Medida de urgencia: había que desprestigiar a la reina consorte y empezar a sacarle los trapos sucios. Rebuscaron en su pasado y resultó que Catalina Howard había tenido sus líos antes de casarse con el rey. Y quién no.

Comenzaron a llegar a oídos de Enrique VIII cotilleos sobre tal o cual amante. Para colmo, a la reina le pillaron una carta a un antiguo noviete, y eso fue suficiente para ordenar que fuera detenida por traición. Cuando la plebe se veía envuelta en adulterios era una mera cuestión de cuernos, pero si el adulterio afectaba al rey, era traición.

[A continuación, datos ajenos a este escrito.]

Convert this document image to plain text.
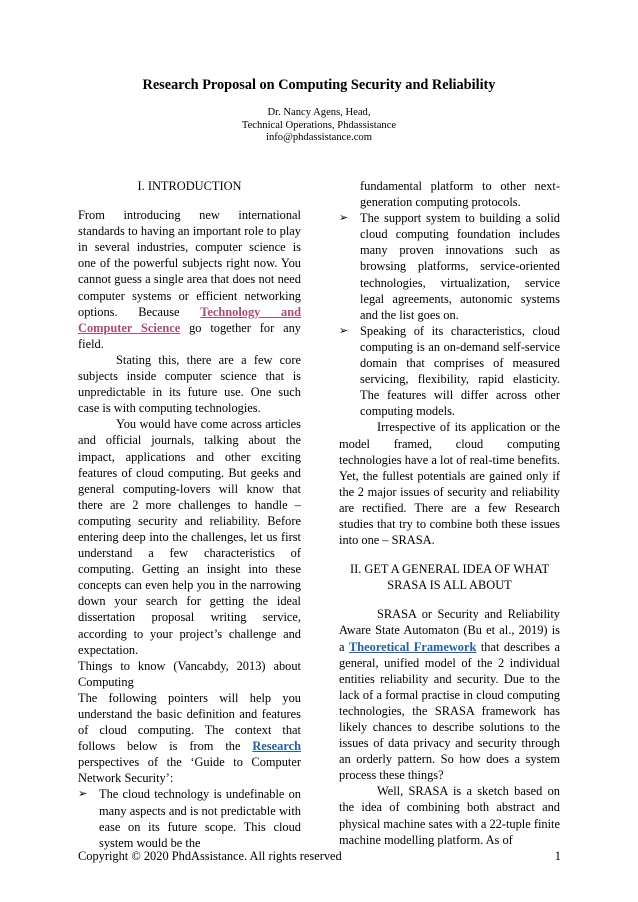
Research Proposal on Computing Security and Reliability
Dr. Nancy Agens, Head,
Technical Operations, Phdassistance
info@phdassistance.com

I. INTRODUCTION

From introducing new international standards to having an important role to play in several industries, computer science is one of the powerful subjects right now. You cannot guess a single area that does not need computer systems or efficient networking options. Because Technology and Computer Science go together for any field.

Stating this, there are a few core subjects inside computer science that is unpredictable in its future use. One such case is with computing technologies.

You would have come across articles and official journals, talking about the impact, applications and other exciting features of cloud computing. But geeks and general computing-lovers will know that there are 2 more challenges to handle – computing security and reliability. Before entering deep into the challenges, let us first understand a few characteristics of computing. Getting an insight into these concepts can even help you in the narrowing down your search for getting the ideal dissertation proposal writing service, according to your project’s challenge and expectation.

Things to know (Vancabdy, 2013) about Computing

The following pointers will help you understand the basic definition and features of cloud computing. The context that follows below is from the Research perspectives of the ‘Guide to Computer Network Security’:

➢ The cloud technology is undefinable on many aspects and is not predictable with ease on its future scope. This cloud system would be the
fundamental platform to other next-generation computing protocols.
➢ The support system to building a solid cloud computing foundation includes many proven innovations such as browsing platforms, service-oriented technologies, virtualization, service legal agreements, autonomic systems and the list goes on.
➢ Speaking of its characteristics, cloud computing is an on-demand self-service domain that comprises of measured servicing, flexibility, rapid elasticity. The features will differ across other computing models.

Irrespective of its application or the model framed, cloud computing technologies have a lot of real-time benefits. Yet, the fullest potentials are gained only if the 2 major issues of security and reliability are rectified. There are a few Research studies that try to combine both these issues into one – SRASA.

II. GET A GENERAL IDEA OF WHAT

SRASA IS ALL ABOUT

SRASA or Security and Reliability Aware State Automaton (Bu et al., 2019) is a Theoretical Framework that describes a general, unified model of the 2 individual entities reliability and security. Due to the lack of a formal practise in cloud computing technologies, the SRASA framework has likely chances to describe solutions to the issues of data privacy and security through an orderly pattern. So how does a system process these things?

Well, SRASA is a sketch based on the idea of combining both abstract and physical machine sates with a 22-tuple finite machine modelling platform. As of

Copyright © 2020 PhdAssistance. All rights reserved	1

Fue acusada de haber llevado una vida abominable, carnal, voluptuosa y viciosa, y todo esto con solo dieciséis años. Tres días después de aquel 10 de febrero, Catalina puso la cabeza sobre el mismo tronco del mismo cadalso y en el mismo lugar en donde la había puesto Ana Bolena seis años antes.

La heroína Mariana Pineda

Mariana Pineda… qué mujer, qué valor y qué pantalones más bien puestos. Fue una heroína, con todas las letras, y una defensora hasta las últimas consecuencias de la causa liberal frente al absolutismo del ceporro Fernando VII. Y entiéndase que la última consecuencia fue su ejecución el 26 de mayo de 1831. Si antes de ejecutarla le hubieran dicho que acabaría enterrada en la catedral de Granada, rodeada de obispos y arzobispos, no llega viva al patíbulo. Hubiera muerto congestionada por la risa.

Mariana no bordó la famosa bandera con las palabras «Igualdad, libertad y ley». Encargó a dos mujeres del Albaicín que la bordaran, porque a ella la aguja no se le daba. Compró la seda, hizo los dibujos y encargó el trabajo, pero la bandera fue descubierta. La guinda la puso el falaz Fernando VII cuando firmó la sentencia que la condenaba a morir a garrote.